Commission Requests Revisions to Plan to Replace 19th-Century Corner Building

Architect rendering of the 327 Bleecker Street proposal. Image credit: FSI Architecture

Architect rendering of the 327 Bleecker Street proposal. Image credit: FSI Architecture

Applicant had previously planned to restore existing building, but engineers had determined it to be structurally unsound. On November 10 2015 the Landmarks Preservation Commission held a hearing on the proposed demolition of an existing structure, and the erection of a new building at 327 Bleecker Street, in the Greenwich Village Historic District, at the corner of Christopher Street. Landmarks previously approved a plan for the alteration of the existing structure in 2012.

Julie Georgopoulos of FSI Architecture testified that probes had revealed that the building’s load-bearing walls were severely degraded and unstable, and engineers had advised that the structure could not be stabilized and utilized. Landmarks Counsel John Weiss stated Buildings engineers had also examined the site and concluded that the building’s condition necessitated demolition. Because the approved proposal could not be executed, the applicant returned to Landmarks seeking a Certificate of Appropriateness for new building at the site.

The proposed new structure would be slightly taller than the one currently standing on the lot, while maintaining the four stories the existing building holds. In coming up with their design, Georgopoulos said the designers had investigated the building’s history, which began in 1833 as a two-story Federal residence, and gradually accreted bulk and height. For much of its history, the building possessed a mansard roof, which the applicants intended to mimic in their new design. Their design was informed by the mansard roofs found in the Greenwich Village area.
The new design would incorporate a window bay on Christopher Street, and commercial storefronts, in an “eclectic rhythm,” at the ground floor.

The building would possess a slate roof, and the lower stories would be clad in brick, with blue-stone lintels. The applicants would use salvaged brick from the demolished structure to the extent possible.

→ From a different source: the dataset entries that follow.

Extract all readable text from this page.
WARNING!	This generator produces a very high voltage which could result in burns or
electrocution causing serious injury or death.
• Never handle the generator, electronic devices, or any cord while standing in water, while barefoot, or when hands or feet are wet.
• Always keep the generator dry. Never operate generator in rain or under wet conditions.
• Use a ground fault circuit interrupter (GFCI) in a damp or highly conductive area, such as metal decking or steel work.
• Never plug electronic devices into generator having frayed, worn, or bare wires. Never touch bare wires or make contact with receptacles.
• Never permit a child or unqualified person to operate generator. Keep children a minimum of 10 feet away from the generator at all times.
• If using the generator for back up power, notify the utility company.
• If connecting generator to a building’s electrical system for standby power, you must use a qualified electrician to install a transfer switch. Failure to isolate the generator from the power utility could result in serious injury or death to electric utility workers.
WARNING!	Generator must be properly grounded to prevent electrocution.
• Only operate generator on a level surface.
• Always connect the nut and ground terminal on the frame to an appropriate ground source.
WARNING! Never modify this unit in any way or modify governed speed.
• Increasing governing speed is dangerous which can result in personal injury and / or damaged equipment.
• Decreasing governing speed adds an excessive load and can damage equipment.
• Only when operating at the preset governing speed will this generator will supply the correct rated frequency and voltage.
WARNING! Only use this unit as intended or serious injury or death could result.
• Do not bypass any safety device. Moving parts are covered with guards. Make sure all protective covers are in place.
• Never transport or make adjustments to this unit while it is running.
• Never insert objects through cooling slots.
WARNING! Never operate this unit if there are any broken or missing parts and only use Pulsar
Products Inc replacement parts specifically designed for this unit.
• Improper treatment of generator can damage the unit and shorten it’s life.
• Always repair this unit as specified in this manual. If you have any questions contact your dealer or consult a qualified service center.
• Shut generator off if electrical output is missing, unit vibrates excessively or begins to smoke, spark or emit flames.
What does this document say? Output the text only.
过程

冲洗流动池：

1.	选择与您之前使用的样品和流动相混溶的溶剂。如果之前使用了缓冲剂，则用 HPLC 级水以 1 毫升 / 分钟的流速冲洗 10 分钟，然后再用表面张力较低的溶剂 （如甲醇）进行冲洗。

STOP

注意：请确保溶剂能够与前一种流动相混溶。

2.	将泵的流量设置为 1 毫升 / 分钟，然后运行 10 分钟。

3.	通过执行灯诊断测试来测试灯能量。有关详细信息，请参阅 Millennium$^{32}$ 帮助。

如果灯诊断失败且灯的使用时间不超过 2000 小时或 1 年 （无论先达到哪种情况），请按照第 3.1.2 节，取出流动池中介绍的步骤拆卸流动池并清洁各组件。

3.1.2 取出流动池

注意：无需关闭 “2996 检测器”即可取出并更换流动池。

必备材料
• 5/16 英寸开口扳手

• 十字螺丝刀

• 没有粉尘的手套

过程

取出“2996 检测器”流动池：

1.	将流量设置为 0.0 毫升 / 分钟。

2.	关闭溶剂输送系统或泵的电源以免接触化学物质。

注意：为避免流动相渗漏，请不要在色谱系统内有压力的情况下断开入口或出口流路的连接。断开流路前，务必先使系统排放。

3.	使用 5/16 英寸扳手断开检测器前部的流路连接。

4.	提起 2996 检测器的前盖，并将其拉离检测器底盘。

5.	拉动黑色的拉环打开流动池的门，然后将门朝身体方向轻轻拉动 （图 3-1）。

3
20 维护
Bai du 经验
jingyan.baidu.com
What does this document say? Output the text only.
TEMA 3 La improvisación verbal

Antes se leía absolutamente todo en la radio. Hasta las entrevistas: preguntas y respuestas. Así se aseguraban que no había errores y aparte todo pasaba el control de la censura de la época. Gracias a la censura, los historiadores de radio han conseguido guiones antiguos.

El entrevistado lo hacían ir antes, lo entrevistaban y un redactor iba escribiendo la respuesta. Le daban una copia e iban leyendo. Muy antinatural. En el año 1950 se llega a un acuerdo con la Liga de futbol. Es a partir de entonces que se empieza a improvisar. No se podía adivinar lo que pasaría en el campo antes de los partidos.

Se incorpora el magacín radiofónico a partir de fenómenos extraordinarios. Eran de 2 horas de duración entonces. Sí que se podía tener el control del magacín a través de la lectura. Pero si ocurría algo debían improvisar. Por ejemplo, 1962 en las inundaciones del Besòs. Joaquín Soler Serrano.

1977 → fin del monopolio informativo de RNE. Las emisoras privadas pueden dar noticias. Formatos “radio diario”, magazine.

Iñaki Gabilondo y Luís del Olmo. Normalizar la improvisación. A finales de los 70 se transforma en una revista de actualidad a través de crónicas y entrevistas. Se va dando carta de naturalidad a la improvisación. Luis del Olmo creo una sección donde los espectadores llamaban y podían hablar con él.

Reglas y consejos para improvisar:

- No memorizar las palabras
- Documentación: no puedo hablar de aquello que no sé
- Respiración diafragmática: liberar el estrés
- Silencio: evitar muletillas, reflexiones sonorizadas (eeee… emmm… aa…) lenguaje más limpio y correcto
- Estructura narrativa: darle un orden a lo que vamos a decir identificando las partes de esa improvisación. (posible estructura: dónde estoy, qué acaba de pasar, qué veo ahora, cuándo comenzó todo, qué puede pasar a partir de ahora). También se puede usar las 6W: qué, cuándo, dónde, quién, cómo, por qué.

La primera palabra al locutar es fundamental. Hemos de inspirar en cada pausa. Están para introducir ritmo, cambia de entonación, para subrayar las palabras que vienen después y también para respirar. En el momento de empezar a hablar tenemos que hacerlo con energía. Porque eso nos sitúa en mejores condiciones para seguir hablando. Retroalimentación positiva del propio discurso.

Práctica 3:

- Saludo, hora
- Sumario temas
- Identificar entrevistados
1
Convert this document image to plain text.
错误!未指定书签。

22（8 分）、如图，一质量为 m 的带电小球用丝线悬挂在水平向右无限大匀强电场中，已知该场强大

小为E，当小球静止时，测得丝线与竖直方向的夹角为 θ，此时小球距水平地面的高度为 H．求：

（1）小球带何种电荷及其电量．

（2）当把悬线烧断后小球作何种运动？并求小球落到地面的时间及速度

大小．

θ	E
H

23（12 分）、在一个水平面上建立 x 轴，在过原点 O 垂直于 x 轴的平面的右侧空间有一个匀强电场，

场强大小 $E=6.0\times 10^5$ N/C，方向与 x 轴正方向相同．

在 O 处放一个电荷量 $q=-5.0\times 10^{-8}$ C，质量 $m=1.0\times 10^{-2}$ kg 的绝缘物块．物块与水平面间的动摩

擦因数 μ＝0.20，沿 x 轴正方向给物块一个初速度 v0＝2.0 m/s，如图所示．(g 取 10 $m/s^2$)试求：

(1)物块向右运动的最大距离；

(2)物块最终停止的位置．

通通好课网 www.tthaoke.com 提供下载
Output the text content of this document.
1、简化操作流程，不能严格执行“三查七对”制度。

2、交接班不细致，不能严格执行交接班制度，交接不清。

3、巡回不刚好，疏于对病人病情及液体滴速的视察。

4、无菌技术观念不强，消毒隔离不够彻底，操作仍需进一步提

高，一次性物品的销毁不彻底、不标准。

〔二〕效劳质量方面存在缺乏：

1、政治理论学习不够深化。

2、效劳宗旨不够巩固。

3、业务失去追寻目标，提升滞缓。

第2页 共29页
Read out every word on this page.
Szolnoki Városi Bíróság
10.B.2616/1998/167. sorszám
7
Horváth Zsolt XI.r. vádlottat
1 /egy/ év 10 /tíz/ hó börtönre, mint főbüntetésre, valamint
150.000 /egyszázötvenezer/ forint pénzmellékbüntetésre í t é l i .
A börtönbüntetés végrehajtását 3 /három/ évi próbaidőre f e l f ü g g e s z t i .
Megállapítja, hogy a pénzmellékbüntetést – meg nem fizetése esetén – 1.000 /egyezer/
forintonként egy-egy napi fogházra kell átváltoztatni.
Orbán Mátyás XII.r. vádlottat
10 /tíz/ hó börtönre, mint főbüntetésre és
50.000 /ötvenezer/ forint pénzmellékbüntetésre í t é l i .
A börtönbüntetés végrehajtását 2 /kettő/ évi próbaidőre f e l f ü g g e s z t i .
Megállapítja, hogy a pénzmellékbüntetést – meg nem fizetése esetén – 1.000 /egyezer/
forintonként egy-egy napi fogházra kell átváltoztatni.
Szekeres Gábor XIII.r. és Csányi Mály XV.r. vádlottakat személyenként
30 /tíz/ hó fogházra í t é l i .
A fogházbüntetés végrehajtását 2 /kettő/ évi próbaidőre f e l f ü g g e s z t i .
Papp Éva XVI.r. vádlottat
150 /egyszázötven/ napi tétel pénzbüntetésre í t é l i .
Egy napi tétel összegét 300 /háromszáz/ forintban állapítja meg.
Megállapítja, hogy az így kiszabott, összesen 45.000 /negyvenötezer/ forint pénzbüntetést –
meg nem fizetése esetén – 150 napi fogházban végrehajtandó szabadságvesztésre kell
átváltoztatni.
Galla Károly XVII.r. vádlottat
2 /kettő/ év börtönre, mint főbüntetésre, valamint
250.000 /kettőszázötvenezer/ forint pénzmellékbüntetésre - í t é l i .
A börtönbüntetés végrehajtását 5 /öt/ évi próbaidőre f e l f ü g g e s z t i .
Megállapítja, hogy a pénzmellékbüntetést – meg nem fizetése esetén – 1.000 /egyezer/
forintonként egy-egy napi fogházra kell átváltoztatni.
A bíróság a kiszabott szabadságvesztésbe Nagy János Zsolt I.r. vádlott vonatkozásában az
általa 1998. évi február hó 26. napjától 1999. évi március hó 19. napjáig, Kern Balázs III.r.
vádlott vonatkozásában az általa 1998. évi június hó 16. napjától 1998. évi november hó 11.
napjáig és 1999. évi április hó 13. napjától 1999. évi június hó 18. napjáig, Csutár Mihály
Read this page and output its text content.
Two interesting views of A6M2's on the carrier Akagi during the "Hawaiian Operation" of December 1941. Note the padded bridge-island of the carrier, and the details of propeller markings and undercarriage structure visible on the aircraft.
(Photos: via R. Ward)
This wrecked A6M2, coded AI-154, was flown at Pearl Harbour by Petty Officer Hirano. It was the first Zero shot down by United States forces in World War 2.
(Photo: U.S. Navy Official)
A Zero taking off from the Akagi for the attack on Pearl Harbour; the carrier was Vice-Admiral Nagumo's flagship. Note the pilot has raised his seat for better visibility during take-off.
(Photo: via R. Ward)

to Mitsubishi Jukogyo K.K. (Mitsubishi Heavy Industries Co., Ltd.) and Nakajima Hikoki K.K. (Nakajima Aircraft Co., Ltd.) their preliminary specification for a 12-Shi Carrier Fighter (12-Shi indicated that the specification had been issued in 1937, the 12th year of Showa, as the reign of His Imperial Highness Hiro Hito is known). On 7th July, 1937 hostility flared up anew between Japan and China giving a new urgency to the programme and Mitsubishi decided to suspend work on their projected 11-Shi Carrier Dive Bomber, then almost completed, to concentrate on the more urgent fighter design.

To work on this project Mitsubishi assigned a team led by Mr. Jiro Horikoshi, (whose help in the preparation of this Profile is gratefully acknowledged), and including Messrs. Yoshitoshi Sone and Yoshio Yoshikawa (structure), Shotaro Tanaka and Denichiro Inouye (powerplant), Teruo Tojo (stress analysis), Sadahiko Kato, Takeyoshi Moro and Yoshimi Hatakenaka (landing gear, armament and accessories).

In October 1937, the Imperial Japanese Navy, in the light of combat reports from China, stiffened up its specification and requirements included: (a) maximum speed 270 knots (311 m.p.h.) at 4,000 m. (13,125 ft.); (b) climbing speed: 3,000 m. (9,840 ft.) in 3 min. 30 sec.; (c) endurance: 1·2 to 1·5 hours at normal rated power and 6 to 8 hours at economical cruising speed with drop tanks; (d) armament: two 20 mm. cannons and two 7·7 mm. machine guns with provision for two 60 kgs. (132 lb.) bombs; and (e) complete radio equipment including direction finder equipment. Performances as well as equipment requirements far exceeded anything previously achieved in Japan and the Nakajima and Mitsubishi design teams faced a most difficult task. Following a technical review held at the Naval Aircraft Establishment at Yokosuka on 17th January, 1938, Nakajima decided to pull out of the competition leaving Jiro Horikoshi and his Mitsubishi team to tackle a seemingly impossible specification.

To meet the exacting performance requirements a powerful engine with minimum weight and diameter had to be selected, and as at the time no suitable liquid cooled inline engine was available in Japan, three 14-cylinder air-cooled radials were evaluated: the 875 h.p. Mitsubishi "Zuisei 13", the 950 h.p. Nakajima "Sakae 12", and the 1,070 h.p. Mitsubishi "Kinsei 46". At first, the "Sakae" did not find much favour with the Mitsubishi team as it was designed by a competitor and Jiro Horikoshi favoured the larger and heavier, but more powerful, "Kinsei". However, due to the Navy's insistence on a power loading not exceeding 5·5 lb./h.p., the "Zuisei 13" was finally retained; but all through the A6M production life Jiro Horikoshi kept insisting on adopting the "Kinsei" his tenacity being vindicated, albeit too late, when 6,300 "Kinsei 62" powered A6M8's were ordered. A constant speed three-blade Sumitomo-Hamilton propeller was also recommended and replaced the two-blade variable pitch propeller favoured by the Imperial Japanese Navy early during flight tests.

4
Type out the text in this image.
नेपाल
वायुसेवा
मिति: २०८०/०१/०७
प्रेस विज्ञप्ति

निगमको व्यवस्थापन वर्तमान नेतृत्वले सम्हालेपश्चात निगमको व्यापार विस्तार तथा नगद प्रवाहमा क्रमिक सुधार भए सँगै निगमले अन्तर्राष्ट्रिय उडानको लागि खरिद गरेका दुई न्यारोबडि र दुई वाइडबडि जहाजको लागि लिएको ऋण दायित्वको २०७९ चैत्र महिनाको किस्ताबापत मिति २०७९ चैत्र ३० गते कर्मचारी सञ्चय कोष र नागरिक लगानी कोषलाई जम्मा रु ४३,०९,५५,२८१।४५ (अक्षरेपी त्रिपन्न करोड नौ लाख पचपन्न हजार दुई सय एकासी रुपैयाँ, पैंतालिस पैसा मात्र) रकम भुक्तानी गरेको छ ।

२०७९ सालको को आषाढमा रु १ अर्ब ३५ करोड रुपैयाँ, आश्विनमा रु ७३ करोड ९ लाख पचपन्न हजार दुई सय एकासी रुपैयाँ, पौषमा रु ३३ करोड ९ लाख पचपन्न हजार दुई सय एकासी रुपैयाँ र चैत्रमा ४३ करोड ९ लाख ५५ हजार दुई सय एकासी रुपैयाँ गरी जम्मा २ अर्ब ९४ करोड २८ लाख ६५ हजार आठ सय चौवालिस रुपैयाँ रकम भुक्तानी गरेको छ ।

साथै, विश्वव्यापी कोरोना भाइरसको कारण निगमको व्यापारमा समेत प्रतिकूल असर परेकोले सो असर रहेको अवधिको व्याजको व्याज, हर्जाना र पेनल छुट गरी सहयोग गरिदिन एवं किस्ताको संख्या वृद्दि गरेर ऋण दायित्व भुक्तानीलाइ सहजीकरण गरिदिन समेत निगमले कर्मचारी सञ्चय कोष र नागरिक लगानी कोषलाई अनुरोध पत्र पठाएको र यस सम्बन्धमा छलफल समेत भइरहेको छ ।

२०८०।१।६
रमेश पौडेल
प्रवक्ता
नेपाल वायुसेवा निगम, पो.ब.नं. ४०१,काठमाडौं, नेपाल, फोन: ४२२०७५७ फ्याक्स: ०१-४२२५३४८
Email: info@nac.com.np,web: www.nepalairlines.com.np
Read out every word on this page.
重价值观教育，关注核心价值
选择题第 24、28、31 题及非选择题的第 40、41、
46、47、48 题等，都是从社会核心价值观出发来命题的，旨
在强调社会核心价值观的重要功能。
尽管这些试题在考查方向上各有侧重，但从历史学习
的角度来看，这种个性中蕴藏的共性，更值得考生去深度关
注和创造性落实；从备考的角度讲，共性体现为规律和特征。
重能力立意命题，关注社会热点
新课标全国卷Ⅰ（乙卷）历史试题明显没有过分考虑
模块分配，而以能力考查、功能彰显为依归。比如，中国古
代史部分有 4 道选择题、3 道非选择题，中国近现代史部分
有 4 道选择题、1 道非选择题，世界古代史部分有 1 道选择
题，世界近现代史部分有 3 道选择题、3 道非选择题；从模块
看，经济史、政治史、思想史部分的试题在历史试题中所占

Sarah Bean Apmann, testifying for the Greenwich Village Society for Historic Preservation, said “every effort should be made to reconstruct the historic fabric up from the existing building,” and that if Landmarks was going to permit a mansard at the site, it should be more historically accurate. Apmann said to allow the proposal would be rewarding the property owners for neglecting the building until it required demolition. The Historic Districts Council’s Kelly Carrol said any new building should replicate the structure that currently stands at the site. Landmarks Chair Meenakshi Srinivasan stated that Manhattan Community Board 2 had issued a report calling for the redesign of the Christopher Street facade and the roof dormers.

Commissioner Fred Bland found the proposed new building an inappropriate “amalgam” of historic elements drawn from different sources, and singled out the window bay and stair bulkhead as “misguided.” Bland said the Bleecker Street facade looked “reasonably okay.” Commissioner Michael Devonshire concurred with Bland’s assessment, noting than the applicants seemed to have incorporated “every type of window in the catalogue.” Michael Goldblum opined that the building’s proportions and detail required significant revision before the proposal could be found appropriate.

Chair Srinivasan agreed that he proposed mansard’s proportions were “awkward,” and also opined that the stair bulkhead on Christopher Street was excessive in bulk. Srinivasan said a four-story building was appropriate for the site, but asked the applicant to reconsider the proposal’s massing and roofline, and to “simplify their proposal,” before returning to Landmarks at a later date with a revised plan.

LPC: 327 Bleecker Street, Manhattan (14-2666) (Nov. 10, 2015) (Architects: FSI Architecture).

By: Jesse Denno (Jesse is a full-time staff writer at the Center for NYC Law)

One thought on “Commission Requests Revisions to Plan to Replace 19th-Century Corner Building

  1. Whoever owns this building has been making every effort to undermine its structure by systemic neglect for years. My guess is they pay next to nothing in taxes and now they’re seeking to cash in with a cheapo conversion. They should restore this building to its original state! There are too few 2-story Federal residences remaining in Manhattan and in the current market a tasteful restoration could fetch $15M or more. This is a ridiculous, vulgar, and tasteless proposal.